Having spent the better part of the past ten years teaching, both at schools and universities, public and private, I have come to certain conclusions about the art of learning, and the more difficult art of teaching, which I thought I might distill here into ten useful lessons. I should even like to call them my ten commandments: were it not for my mortal fear of writing anything in the imperative. Here they are, in no particular order:
There is no such thing as a good or bad student. The only measure of a student’s worth is how curious he or she is. By contrast, she who can instill this curiosity in her student is the definition of a good teacher.
We as a society tend to send rather confusing messages to our children. We say some kids are more gifted than others, and yet berate those others for not working hard enough. We say trying is more important than winning, and yet, it is the winners we always reward, the losers we always punish, and it is for rewards alone we live. To praise a student for hard-work, or their talent, is as dangerous as it is to find fault with him for not trying hard enough, or, to give up on him for not having talent. The prizes of the world degrade a man as much as the world’s punishments.
Two other words we have long begun to outgrow, and we had better be rid of: laziness and will-power. When we call someone lazy, we merely reveal our own ignorance of the causes and circumstances that prevent someone from being curious about the world. As for will-power: it is only a matter of time before science proves it false, and we recognize it for the harsh and cruel idea that it is. Putting a kid down in the name of grit, and reproaching her for what she cannot help being, is the surest way to thwart a nascent love of learning.

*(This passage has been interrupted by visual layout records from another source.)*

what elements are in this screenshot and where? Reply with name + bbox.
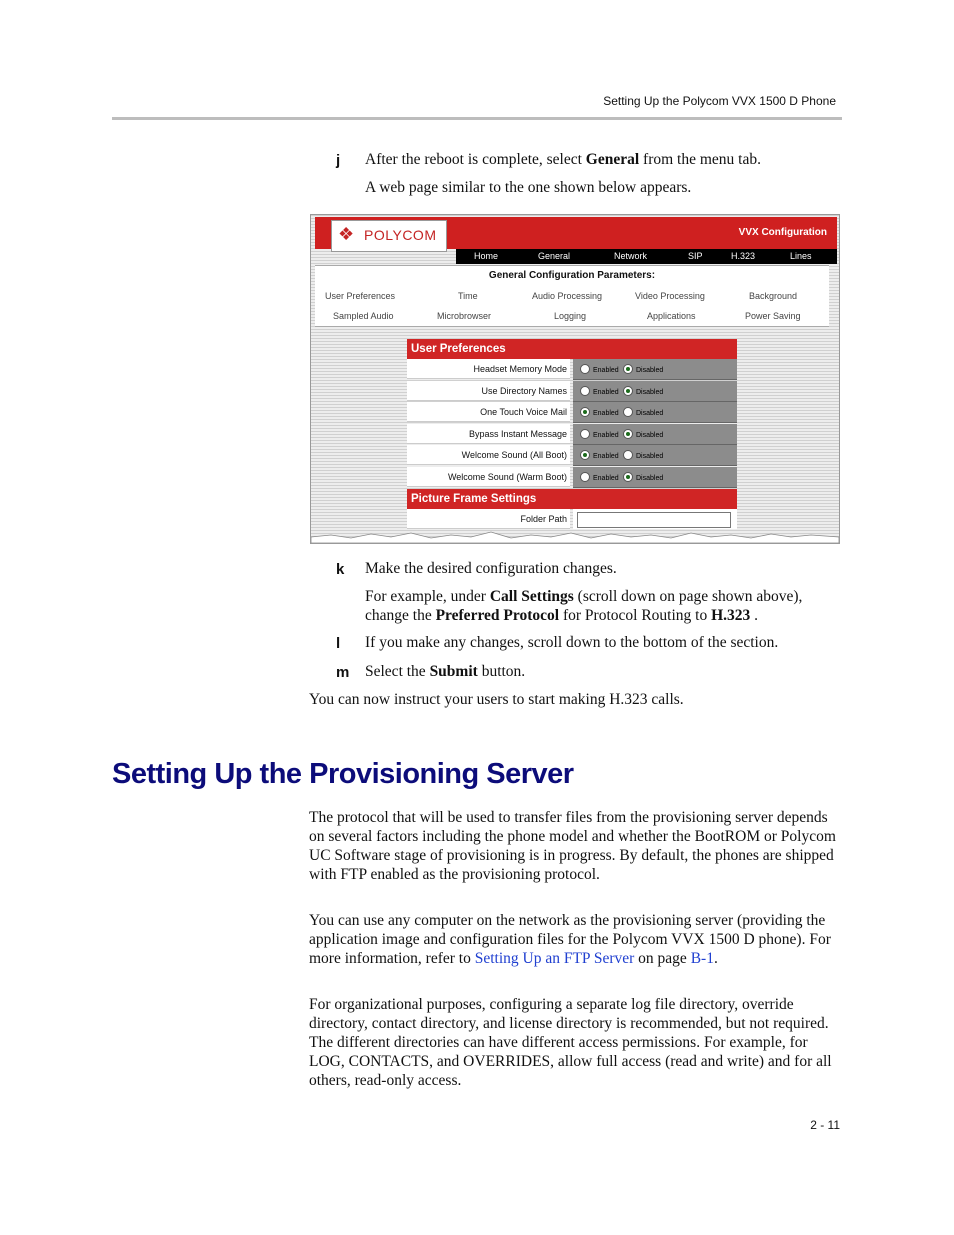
disabled-label: Disabled (636, 431, 664, 439)
step-m-text: Select the Submit button. (365, 663, 526, 680)
header-banner (315, 217, 837, 249)
submenu-audio-processing[interactable]: Audio Processing (532, 291, 603, 301)
section-heading: General Configuration Parameters: (315, 265, 829, 287)
step-marker-k: k (336, 561, 345, 578)
step-k-example: For example, under Call Settings (scroll down on page shown above), change the Preferred Protocol for Protocol Routing to H.323 . (365, 588, 803, 624)
submenu-time[interactable]: Time (458, 291, 478, 301)
disabled-radio[interactable] (623, 407, 633, 417)
disabled-label: Disabled (636, 410, 664, 417)
section-title: Setting Up the Provisioning Server (112, 758, 574, 790)
step-k-text: Make the desired configuration changes. (365, 560, 617, 577)
disabled-radio[interactable] (623, 429, 633, 439)
submenu (315, 286, 829, 327)
step-j-text: After the reboot is complete, select General from the menu tab. (365, 151, 761, 168)
config-screenshot (310, 214, 840, 544)
pref-row (407, 445, 737, 467)
step-l-text: If you make any changes, scroll down to the bottom of the section. (365, 634, 779, 651)
folder-path-input[interactable] (577, 512, 731, 528)
enabled-radio[interactable] (580, 429, 590, 439)
nav-lines[interactable]: Lines (790, 251, 812, 261)
submenu-sampled-audio[interactable]: Sampled Audio (333, 311, 394, 321)
step-marker-m: m (336, 664, 350, 681)
nav-home[interactable]: Home (474, 251, 499, 261)
pref-row (407, 467, 737, 489)
nav-h323[interactable]: H.323 (731, 251, 756, 261)
step-marker-l: l (336, 635, 341, 652)
section-paragraph-1: The protocol that will be used to transfer files from the provisioning server depends on several factors including the phone model and whether the BootROM or Polycom UC Software stage of provisioning is in progress. By default, the phones are shipped with FTP enabled as the provisioning protocol. (309, 809, 836, 883)
disabled-radio[interactable] (623, 386, 633, 396)
enabled-radio[interactable] (580, 450, 590, 460)
submenu-applications[interactable]: Applications (647, 311, 696, 321)
pref-row (407, 424, 737, 446)
enabled-label: Enabled (593, 431, 619, 439)
closing-line: You can now instruct your users to start making H.323 calls. (309, 691, 684, 708)
pref-label: Bypass Instant Message (407, 424, 570, 444)
disabled-radio[interactable] (623, 450, 633, 460)
disabled-label: Disabled (636, 453, 664, 460)
section-paragraph-2: You can use any computer on the network as the provisioning server (providing the application image and configuration files for the Polycom VVX 1500 D phone). For more information, refer to Setting Up an FTP Server on page B-1. (309, 912, 831, 967)
nav-sip[interactable]: SIP (688, 251, 703, 261)
user-preferences-panel (407, 339, 737, 531)
picture-frame-title: Picture Frame Settings (407, 489, 737, 509)
pref-label: Welcome Sound (Warm Boot) (407, 467, 570, 487)
disabled-label: Disabled (636, 388, 664, 396)
submenu-user-preferences[interactable]: User Preferences (325, 291, 396, 301)
disabled-label: Disabled (636, 474, 664, 482)
step-j-note: A web page similar to the one shown below appears. (365, 179, 692, 196)
enabled-radio[interactable] (580, 407, 590, 417)
header-rule (112, 117, 842, 120)
section-paragraph-3: For organizational purposes, configuring a separate log file directory, override directory, contact directory, and license directory is recommended, but not required. The different directories can have different access permissions. For example, for LOG, CONTACTS, and OVERRIDES, allow full access (read and write) and for all others, read-only access. (309, 996, 832, 1089)
enabled-label: Enabled (593, 453, 619, 460)
page-b1-link[interactable]: B-1 (690, 950, 714, 967)
nav-bar (456, 249, 837, 264)
folder-path-label: Folder Path (407, 509, 570, 529)
enabled-label: Enabled (593, 410, 619, 417)
pref-row (407, 402, 737, 424)
pref-label: Headset Memory Mode (407, 359, 570, 379)
pref-label: Use Directory Names (407, 381, 570, 401)
ftp-server-link[interactable]: Setting Up an FTP Server (474, 950, 635, 967)
submenu-video-processing[interactable]: Video Processing (635, 291, 705, 301)
torn-edge (311, 529, 839, 543)
polycom-logo-icon: ❖ (338, 224, 355, 244)
running-header: Setting Up the Polycom VVX 1500 D Phone (603, 94, 836, 108)
enabled-radio[interactable] (580, 472, 590, 482)
enabled-label: Enabled (593, 367, 619, 374)
submenu-logging[interactable]: Logging (554, 311, 587, 321)
polycom-logo: ❖ POLYCOM (331, 220, 447, 252)
pref-label: Welcome Sound (All Boot) (407, 445, 570, 465)
submenu-microbrowser[interactable]: Microbrowser (437, 311, 492, 321)
disabled-radio[interactable] (623, 472, 633, 482)
nav-network[interactable]: Network (614, 251, 648, 261)
step-marker-j: j (336, 152, 341, 169)
disabled-label: Disabled (636, 367, 664, 374)
user-preferences-title: User Preferences (407, 339, 737, 359)
enabled-radio[interactable] (580, 386, 590, 396)
enabled-label: Enabled (593, 388, 619, 396)
nav-general[interactable]: General (538, 251, 571, 261)
pref-row (407, 381, 737, 403)
enabled-label: Enabled (593, 474, 619, 482)
app-title: VVX Configuration (738, 227, 827, 238)
pref-label: One Touch Voice Mail (407, 402, 570, 422)
enabled-radio[interactable] (580, 364, 590, 374)
disabled-radio[interactable] (623, 364, 633, 374)
page-number: 2 - 11 (810, 1118, 840, 1132)
submenu-power-saving[interactable]: Power Saving (745, 311, 801, 321)
submenu-background[interactable]: Background (749, 291, 798, 301)
pref-row (407, 359, 737, 381)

Suffering is not (always) learning, nor is all learning conscious. It is often held that boredom, tediousness, and suffering are essential ingredients of learning and that all learning is ‘effort’. Those who hold this view should not then be surprised that so many students should hate school and hate learning. In truth, both learning and teaching are effortless. Ask, if you want, an athlete, a dancer, or an artist: they will not deny the hours of training they had to put in, nor all the discipline they had to muster. But it was no ‘effort’. Or if it was, they were not conscious of it.
If there is a skill fundamental to all of education, it is reading. For, it is reading that enables us to: (a) sit still in a room on our own, without being terrified of solitude or boredom, and (b) be comfortable engaging with the thoughts of others, as well as our own. What, after all, is education but the ability to think for oneself?
To learn anything at all in mathematics or the natural sciences requires that we cultivate a desire to solve problems on our own, without fear of challenge, and without fear of getting things wrong. The ideal textbook of mathematics would be nothing more than a series of problems beginning with the proposition 1 + 1 = 2, and ending with eiπ + 1 = 0, the most beautiful equation in all of mathematics.
If you want to test whether you have understood something, it is far better to try and teach someone ignorant about that topic than it is to sit an examination. If you cannot explain the idea of a fraction to a ten-year-old, you cannot claim to have understood it yourself. Equally, if, as a teacher, you want a student to fall in love with your subject, you had better be in love with it yourself. It is hard to convince a student of the value of learning Greek if the thought of reciting Homer or Aeschylus does not stir the same passions in you as being in the company of a loved one.
Memory and understanding are closely related, but far from identical. Our examinations test far too much of the first, and not enough of the second. If only they would test the second -- if test they must -- the first would take care of itself.
The purpose of schools, and the purpose of education, should not be in the saturation of our memories with needless facts and tedious information. (If our present digital age has anything to commend itself, let it be in the outsourcing of such burdens to the machines built for that purpose.) It should rather be in the creation of memories, at once beautiful and indelible: of friendships forged, of passions identified, of discoveries made, and of vocations recognized. Few people have the power to mold as many futures as teachers do.
The things that are most valuable in education, as in life, are also the hardest to teach and the hardest to learn: a sense of wonder, the value of doubt, the significance of life at large and of our own insignificance in it, the limits of knowledge, and the capacity to be at peace with what we do not or cannot know. Only she who’s imbued with a sense of the ineffable can be a truly good teacher, and only he who has learned it, truly wise.